CAMEO INCRUSTATIONS AND THE ADAM ECKFELDT PITCHER

Dick Johnson submitted this marvelous account of how medals were used to make designs in glass. -Editor

While I cannot tell the Adam Eckfeldt family descendant where her family heirloom pitcher -- bearing the U.S. Mint's first chief coiner's portrait -- is located, or where there is another, I can reveal, however, how it was made.

This is one of the more charming USES of medals. For three decades as an employee of a medal manufacturer and later a medal dealer I often encountered naive people who asked. "What good are medals? What do you do with them?"

Over the years I developed a pat answer: "They provide longevity. They reveal something that happened in the past." Depending upon how long I could hold their attention I would continue talking about portraits of people long past, and events that are more accurate than historians -- or history books. And about the artists who created the medals -- engravers first, later sculptors working in clay models. And the beauty of medallic art. And ...

If they hadn't walked away from me by them I could keep on talking about how the artist's clay models are cast in plaster, then a metal shell -- a galvano -- is made from that plaster, then the metal pattern is mounted on a die-engraving pantograph to cut a die the size of the intended medal. Then ... I could still go on ... you see, I was a paid hack to talk about medals (although the title was "publicity director!").

Well, if your lady correspondent hasn't stopped reading this by now, perhaps she would like to know more about her pitcher and how it got her ancestor's portrait embedded in glass.

It's a process called incrustration, and those relief elements in glass are called cameo incrustations. They can appear clear, white, silvery or in full color. For the most part they were portraits or devices taken from medals, usually high-relief medals. But the relief in the glass ends up the exact size as the image on the medal -- no reduction or enlargement (unless it was remodeled).
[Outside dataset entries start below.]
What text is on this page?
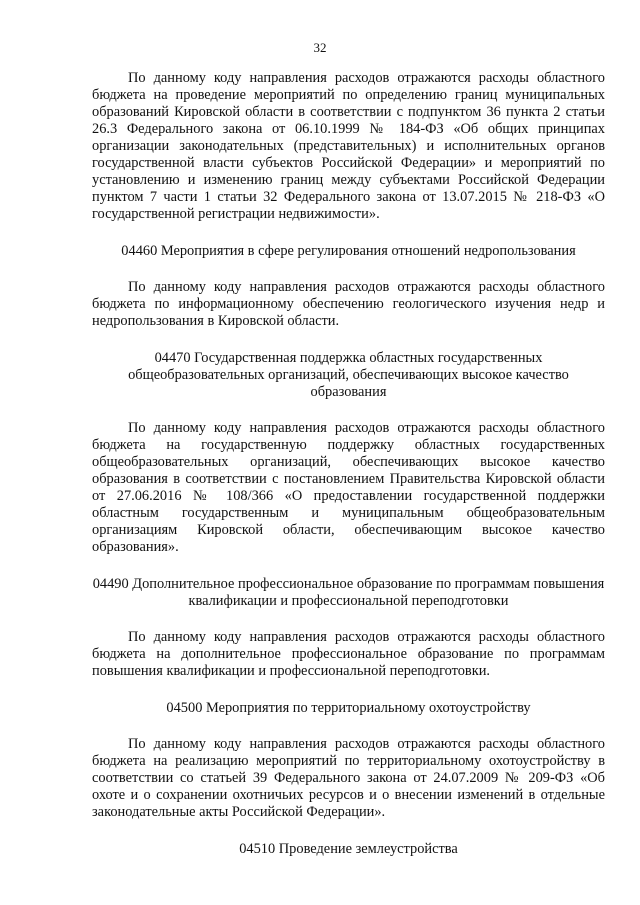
32

По данному коду направления расходов отражаются расходы областного бюджета на проведение мероприятий по определению границ муниципальных образований Кировской области в соответствии с подпунктом 36 пункта 2 статьи 26.3 Федерального закона от 06.10.1999 № 184-ФЗ «Об общих принципах организации законодательных (представительных) и исполнительных органов государственной власти субъектов Российской Федерации» и мероприятий по установлению и изменению границ между субъектами Российской Федерации пунктом 7 части 1 статьи 32 Федерального закона от 13.07.2015 № 218-ФЗ «О государственной регистрации недвижимости».

04460 Мероприятия в сфере регулирования отношений недропользования

По данному коду направления расходов отражаются расходы областного бюджета по информационному обеспечению геологического изучения недр и недропользования в Кировской области.

04470 Государственная поддержка областных государственных общеобразовательных организаций, обеспечивающих высокое качество образования

По данному коду направления расходов отражаются расходы областного бюджета на государственную поддержку областных государственных общеобразовательных организаций, обеспечивающих высокое качество образования в соответствии с постановлением Правительства Кировской области от 27.06.2016 № 108/366 «О предоставлении государственной поддержки областным государственным и муниципальным общеобразовательным организациям Кировской области, обеспечивающим высокое качество образования».

04490 Дополнительное профессиональное образование по программам повышения квалификации и профессиональной переподготовки

По данному коду направления расходов отражаются расходы областного бюджета на дополнительное профессиональное образование по программам повышения квалификации и профессиональной переподготовки.

04500 Мероприятия по территориальному охотоустройству

По данному коду направления расходов отражаются расходы областного бюджета на реализацию мероприятий по территориальному охотоустройству в соответствии со статьей 39 Федерального закона от 24.07.2009 № 209-ФЗ «Об охоте и о сохранении охотничьих ресурсов и о внесении изменений в отдельные законодательные акты Российской Федерации».

04510 Проведение землеустройства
Paperweights The process of incrustation was first done in Bohemia about 1750 and first called crystallo-ceramie, the first producers were ceramic makers. Cameo incrustations have been applied to a wide variety of glass objects including: paperweights, letter weights (somewhat larger), glass plaques, tumblers, goblets, cups, plates, flasks and bottles of many kinds, vases, obelisks, candlesticks, utilitarian objects as buttons and doorknobs, even jewelry. Oh yes, pitchers, like the Eckfeldt family example! A number of famous glass firms made these, like Baccarat.
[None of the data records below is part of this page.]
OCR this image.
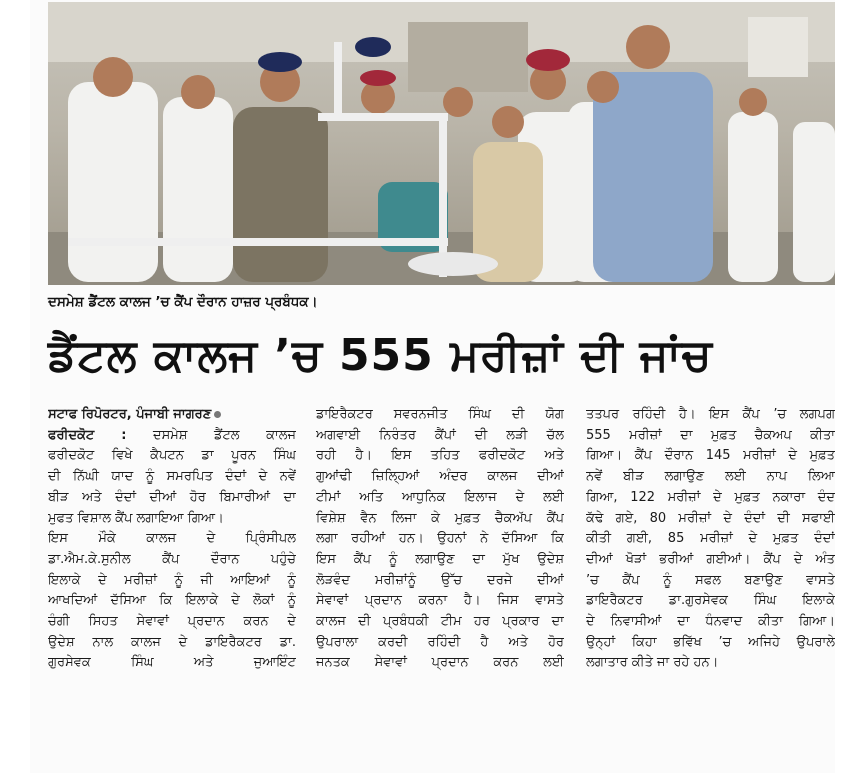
ਦਸਮੇਸ਼ ਡੈਂਟਲ ਕਾਲਜ ’ਚ ਕੈਂਪ ਦੌਰਾਨ ਹਾਜ਼ਰ ਪ੍ਰਬੰਧਕ।
ਡੈਂਟਲ ਕਾਲਜ ’ਚ 555 ਮਰੀਜ਼ਾਂ ਦੀ ਜਾਂਚ
ਸਟਾਫ ਰਿਪੋਰਟਰ, ਪੰਜਾਬੀ ਜਾਗਰਣ
ਫਰੀਦਕੋਟ : ਦਸਮੇਸ਼ ਡੈਂਟਲ ਕਾਲਜ
ਫਰੀਦਕੋਟ ਵਿਖੇ ਕੈਪਟਨ ਡਾ ਪੂਰਨ ਸਿੰਘ
ਦੀ ਨਿੱਘੀ ਯਾਦ ਨੂੰ ਸਮਰਪਿਤ ਦੰਦਾਂ ਦੇ ਨਵੇਂ
ਬੀੜ ਅਤੇ ਦੰਦਾਂ ਦੀਆਂ ਹੋਰ ਬਿਮਾਰੀਆਂ ਦਾ
ਮੁਫਤ ਵਿਸ਼ਾਲ ਕੈਂਪ ਲਗਾਇਆ ਗਿਆ।
ਇਸ ਮੌਕੇ ਕਾਲਜ ਦੇ ਪ੍ਰਿੰਸੀਪਲ
ਡਾ.ਐਮ.ਕੇ.ਸੁਨੀਲ ਕੈਂਪ ਦੌਰਾਨ ਪਹੁੰਚੇ
ਇਲਾਕੇ ਦੇ ਮਰੀਜ਼ਾਂ ਨੂੰ ਜੀ ਆਇਆਂ ਨੂੰ
ਆਖਦਿਆਂ ਦੱਸਿਆ ਕਿ ਇਲਾਕੇ ਦੇ ਲੋਕਾਂ ਨੂੰ
ਚੰਗੀ ਸਿਹਤ ਸੇਵਾਵਾਂ ਪ੍ਰਦਾਨ ਕਰਨ ਦੇ
ਉਦੇਸ਼ ਨਾਲ ਕਾਲਜ ਦੇ ਡਾਇਰੈਕਟਰ ਡਾ.
ਗੁਰਸੇਵਕ ਸਿੰਘ ਅਤੇ ਜੁਆਇੰਟ
ਡਾਇਰੈਕਟਰ ਸਵਰਨਜੀਤ ਸਿੰਘ ਦੀ ਯੋਗ
ਅਗਵਾਈ ਨਿਰੰਤਰ ਕੈਂਪਾਂ ਦੀ ਲੜੀ ਚੱਲ
ਰਹੀ ਹੈ। ਇਸ ਤਹਿਤ ਫਰੀਦਕੋਟ ਅਤੇ
ਗੁਆਂਢੀ ਜ਼ਿਲ੍ਹਿਆਂ ਅੰਦਰ ਕਾਲਜ ਦੀਆਂ
ਟੀਮਾਂ ਅਤਿ ਆਧੁਨਿਕ ਇਲਾਜ ਦੇ ਲਈ
ਵਿਸ਼ੇਸ਼ ਵੈਨ ਲਿਜਾ ਕੇ ਮੁਫ਼ਤ ਚੈਕਅੱਪ ਕੈਂਪ
ਲਗਾ ਰਹੀਆਂ ਹਨ। ਉਹਨਾਂ ਨੇ ਦੱਸਿਆ ਕਿ
ਇਸ ਕੈਂਪ ਨੂੰ ਲਗਾਉਣ ਦਾ ਮੁੱਖ ਉਦੇਸ਼
ਲੋੜਵੰਦ ਮਰੀਜ਼ਾਂਨੂੰ ਉੱਚ ਦਰਜੇ ਦੀਆਂ
ਸੇਵਾਵਾਂ ਪ੍ਰਦਾਨ ਕਰਨਾ ਹੈ। ਜਿਸ ਵਾਸਤੇ
ਕਾਲਜ ਦੀ ਪ੍ਰਬੰਧਕੀ ਟੀਮ ਹਰ ਪ੍ਰਕਾਰ ਦਾ
ਉਪਰਾਲਾ ਕਰਦੀ ਰਹਿੰਦੀ ਹੈ ਅਤੇ ਹੋਰ
ਜਨਤਕ ਸੇਵਾਵਾਂ ਪ੍ਰਦਾਨ ਕਰਨ ਲਈ
ਤਤਪਰ ਰਹਿੰਦੀ ਹੈ। ਇਸ ਕੈਂਪ ’ਚ ਲਗਪਗ
555 ਮਰੀਜ਼ਾਂ ਦਾ ਮੁਫ਼ਤ ਚੈਕਅਪ ਕੀਤਾ
ਗਿਆ। ਕੈਂਪ ਦੌਰਾਨ 145 ਮਰੀਜ਼ਾਂ ਦੇ ਮੁਫ਼ਤ
ਨਵੇਂ ਬੀੜ ਲਗਾਉਣ ਲਈ ਨਾਪ ਲਿਆ
ਗਿਆ, 122 ਮਰੀਜ਼ਾਂ ਦੇ ਮੁਫ਼ਤ ਨਕਾਰਾ ਦੰਦ
ਕੱਢੇ ਗਏ, 80 ਮਰੀਜ਼ਾਂ ਦੇ ਦੰਦਾਂ ਦੀ ਸਫਾਈ
ਕੀਤੀ ਗਈ, 85 ਮਰੀਜ਼ਾਂ ਦੇ ਮੁਫ਼ਤ ਦੰਦਾਂ
ਦੀਆਂ ਖੋੜਾਂ ਭਰੀਆਂ ਗਈਆਂ। ਕੈਂਪ ਦੇ ਅੰਤ
’ਚ ਕੈਂਪ ਨੂੰ ਸਫਲ ਬਣਾਉਣ ਵਾਸਤੇ
ਡਾਇਰੈਕਟਰ ਡਾ.ਗੁਰਸੇਵਕ ਸਿੰਘ ਇਲਾਕੇ
ਦੇ ਨਿਵਾਸੀਆਂ ਦਾ ਧੰਨਵਾਦ ਕੀਤਾ ਗਿਆ।
ਉਨ੍ਹਾਂ ਕਿਹਾ ਭਵਿੱਖ ’ਚ ਅਜਿਹੇ ਉਪਰਾਲੇ
ਲਗਾਤਾਰ ਕੀਤੇ ਜਾ ਰਹੇ ਹਨ।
How made: a negative plaster mold is made of one side of a medal containing the desired image. A special clay-glass paste was used to form a positive cast from this mold; the clay cast would then be trimmed to the exact size of the relief part to be reproduced. The clay could be slightly bent at this time. That is how you could have a flat medal design in a round bottle or cup.
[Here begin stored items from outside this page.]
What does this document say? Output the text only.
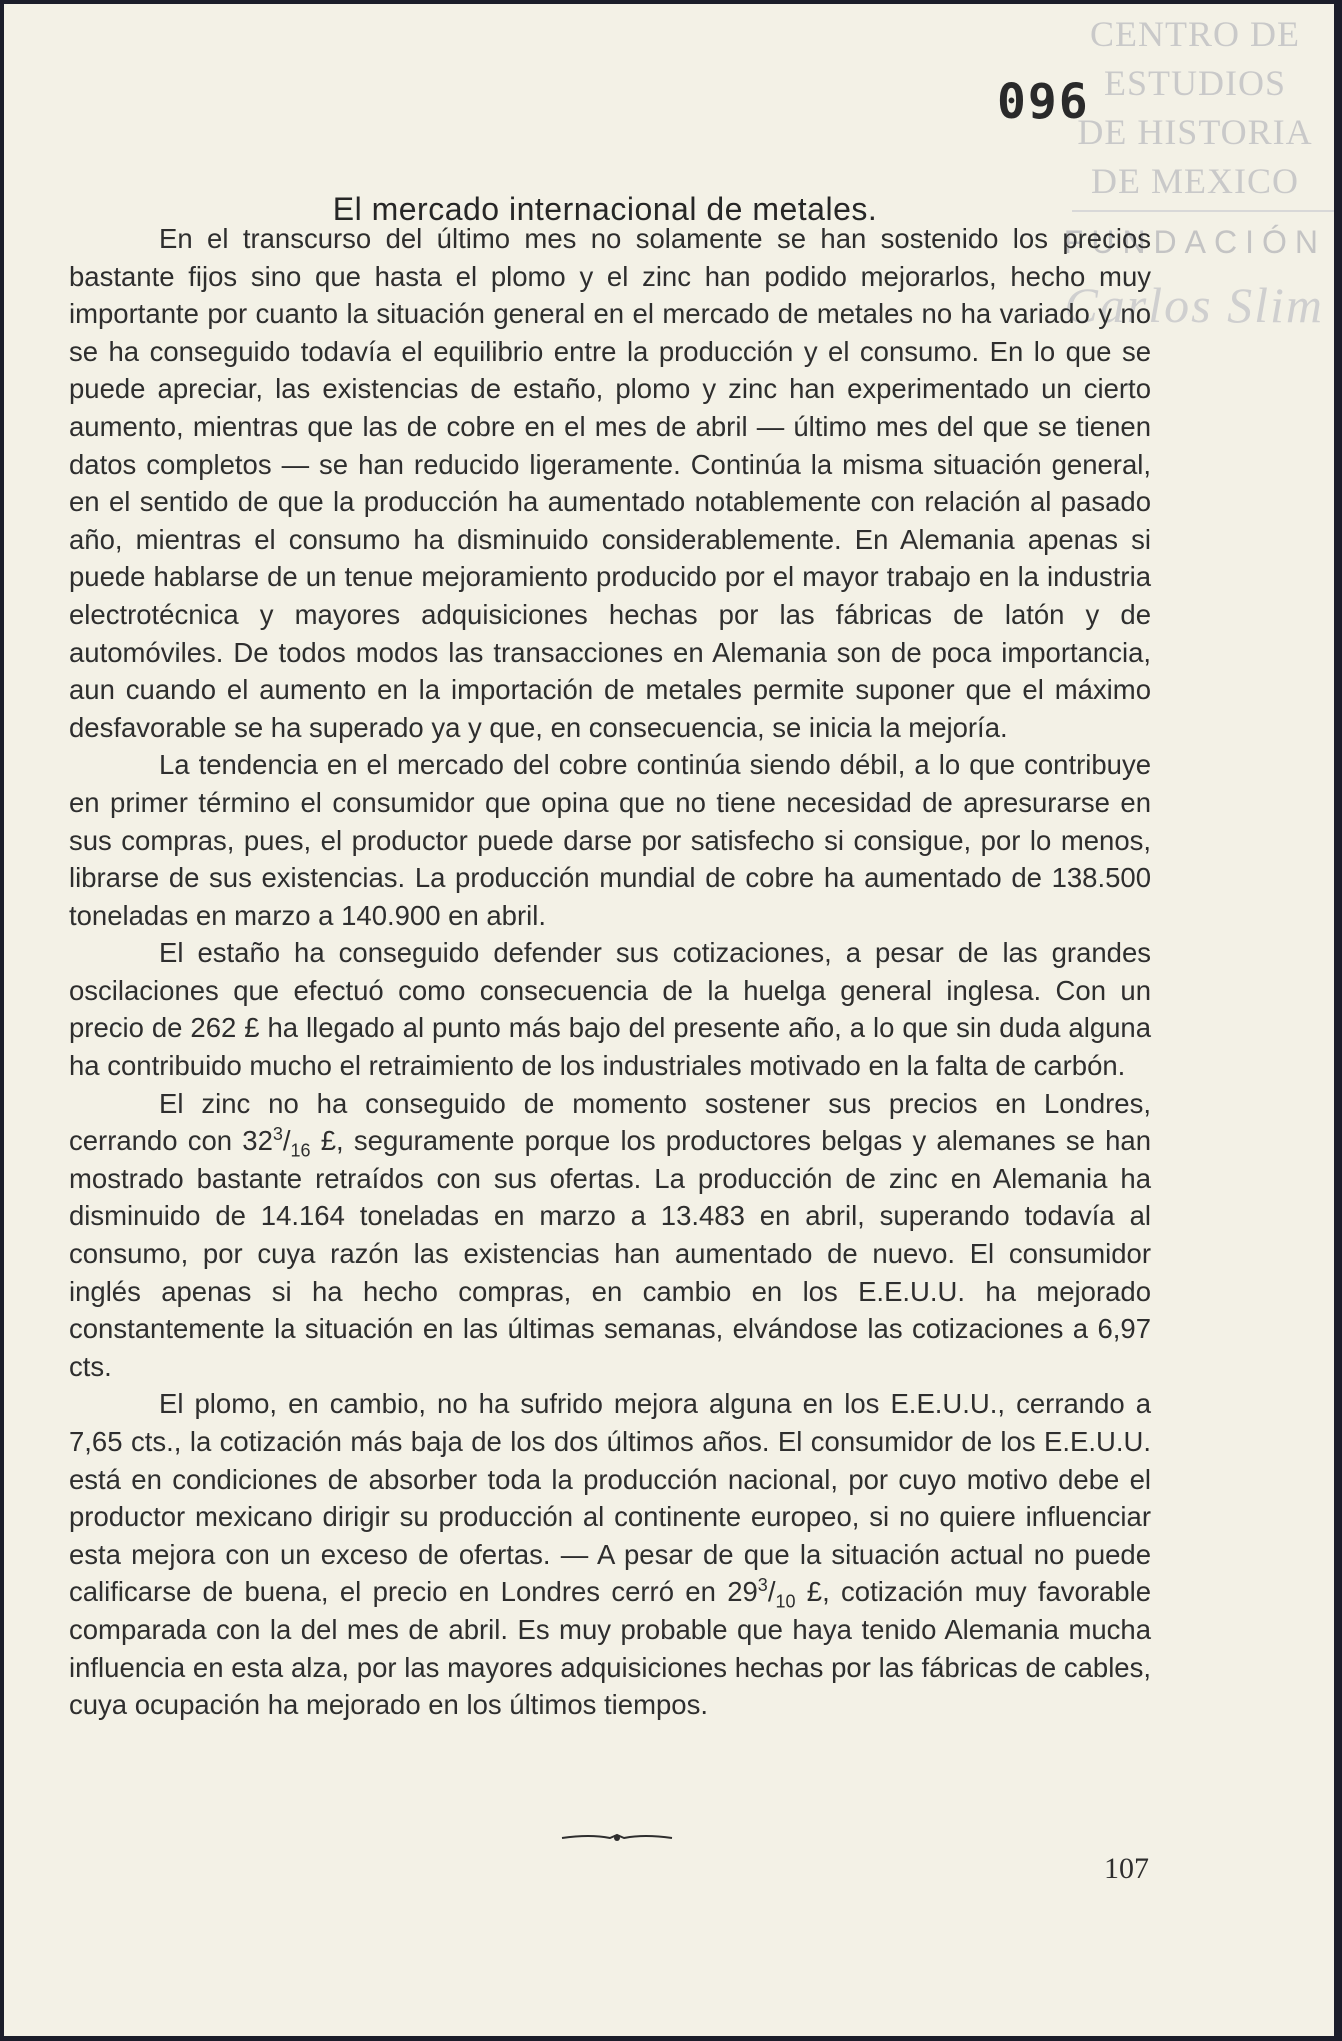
CENTRO DE
ESTUDIOS
DE HISTORIA
DE MEXICO
FUNDACIÓN
Carlos Slim
096
El mercado internacional de metales.

En el transcurso del último mes no solamente se han sostenido los precios bastante fijos sino que hasta el plomo y el zinc han podido mejorarlos, hecho muy importante por cuanto la situación general en el mercado de metales no ha variado y no se ha conseguido todavía el equilibrio entre la producción y el consumo. En lo que se puede apreciar, las existencias de estaño, plomo y zinc han experimentado un cierto aumento, mientras que las de cobre en el mes de abril — último mes del que se tienen datos completos — se han reducido ligeramente. Continúa la misma situación general, en el sentido de que la producción ha aumentado notablemente con relación al pasado año, mientras el consumo ha disminuido considerablemente. En Alemania apenas si puede hablarse de un tenue mejoramiento producido por el mayor trabajo en la industria electrotécnica y mayores adquisiciones hechas por las fábricas de latón y de automóviles. De todos modos las transacciones en Alemania son de poca importancia, aun cuando el aumento en la importación de metales permite suponer que el máximo desfavorable se ha superado ya y que, en consecuencia, se inicia la mejoría.

La tendencia en el mercado del cobre continúa siendo débil, a lo que contribuye en primer término el consumidor que opina que no tiene necesidad de apresurarse en sus compras, pues, el productor puede darse por satisfecho si consigue, por lo menos, librarse de sus existencias. La producción mundial de cobre ha aumentado de 138.500 toneladas en marzo a 140.900 en abril.

El estaño ha conseguido defender sus cotizaciones, a pesar de las grandes oscilaciones que efectuó como consecuencia de la huelga general inglesa. Con un precio de 262 £ ha llegado al punto más bajo del presente año, a lo que sin duda alguna ha contribuido mucho el retraimiento de los industriales motivado en la falta de carbón.

El zinc no ha conseguido de momento sostener sus precios en Londres, cerrando con $32^3/_{16}$ £, seguramente porque los productores belgas y alemanes se han mostrado bastante retraídos con sus ofertas. La producción de zinc en Alemania ha disminuido de 14.164 toneladas en marzo a 13.483 en abril, superando todavía al consumo, por cuya razón las existencias han aumentado de nuevo. El consumidor inglés apenas si ha hecho compras, en cambio en los E.E.U.U. ha mejorado constantemente la situación en las últimas semanas, elvándose las cotizaciones a 6,97 cts.

El plomo, en cambio, no ha sufrido mejora alguna en los E.E.U.U., cerrando a 7,65 cts., la cotización más baja de los dos últimos años. El consumidor de los E.E.U.U. está en condiciones de absorber toda la producción nacional, por cuyo motivo debe el productor mexicano dirigir su producción al continente europeo, si no quiere influenciar esta mejora con un exceso de ofertas. — A pesar de que la situación actual no puede calificarse de buena, el precio en Londres cerró en $29^3/_{10}$ £, cotización muy favorable comparada con la del mes de abril. Es muy probable que haya tenido Alemania mucha influencia en esta alza, por las mayores adquisiciones hechas por las fábricas de cables, cuya ocupación ha mejorado en los últimos tiempos.

107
The surface of the clay is then treated for the color or transparency of the incrustation. If it was to be clear, it was coated with a molten glass substance; if silver was wanted, it would be coated with silver dye; if in full color it could have to be painted. Should the clay be left untreated a small portion of its surface would adhere to the glass object and take the color of the baked clay, somewhat of a chalky color.

The treated clay was then positioned in the mold for the glass object. The mold was most often of several parts and would be assembled into place. Molten glass is poured into the mold containing the clay relief. After the object had cooled the mold would be disassembled, the object was removed. The clay would be broken away and discarded. Only the treated surface containing the image would adhere to the glass object. It would appear in three dimensions (more accurately, in relief) and contain the color or clearness desired.

Eckfeldt medal obverse Eckfeldt pitcher.2jpg

I have written about this unusual utilization of medals in The E-Sylum before (vol 10, no 31, art 11, August 5, 2007). I mentioned the major collection of these glass objects in the collections of the Corning Museum of Glass in Corning New York. Well worth the trip to visit.

Also the thrill for collectors is to do exactly what was illustrated in the article last week, match up the medal with the cameo incrustation. That's a thrill for all! I also mentioned the best book on the subject: Jokelson, Sulphides, 1968. Also Dunlap. The Jokelson Collection of Cameo Incrustations. 1991.

Alan V. Weinberg writes:

Eckfeldt pitcher Please tell the Adam Eckfeldt descendant that the best way to locate the Eckfeldt glass vase is to send an image and a description and her info to the Maine Antique Digest.

M.A.D. is the Wall Street Journal, the New York Times, the Coin World of the antique trade and collector world. It's issued once a month, is quite voluminous and is well known for publishing pictures and summaries of stolen , missing or descendant searches for a particular item. If the vase is out there or was seen, M.A.D. will uncover it.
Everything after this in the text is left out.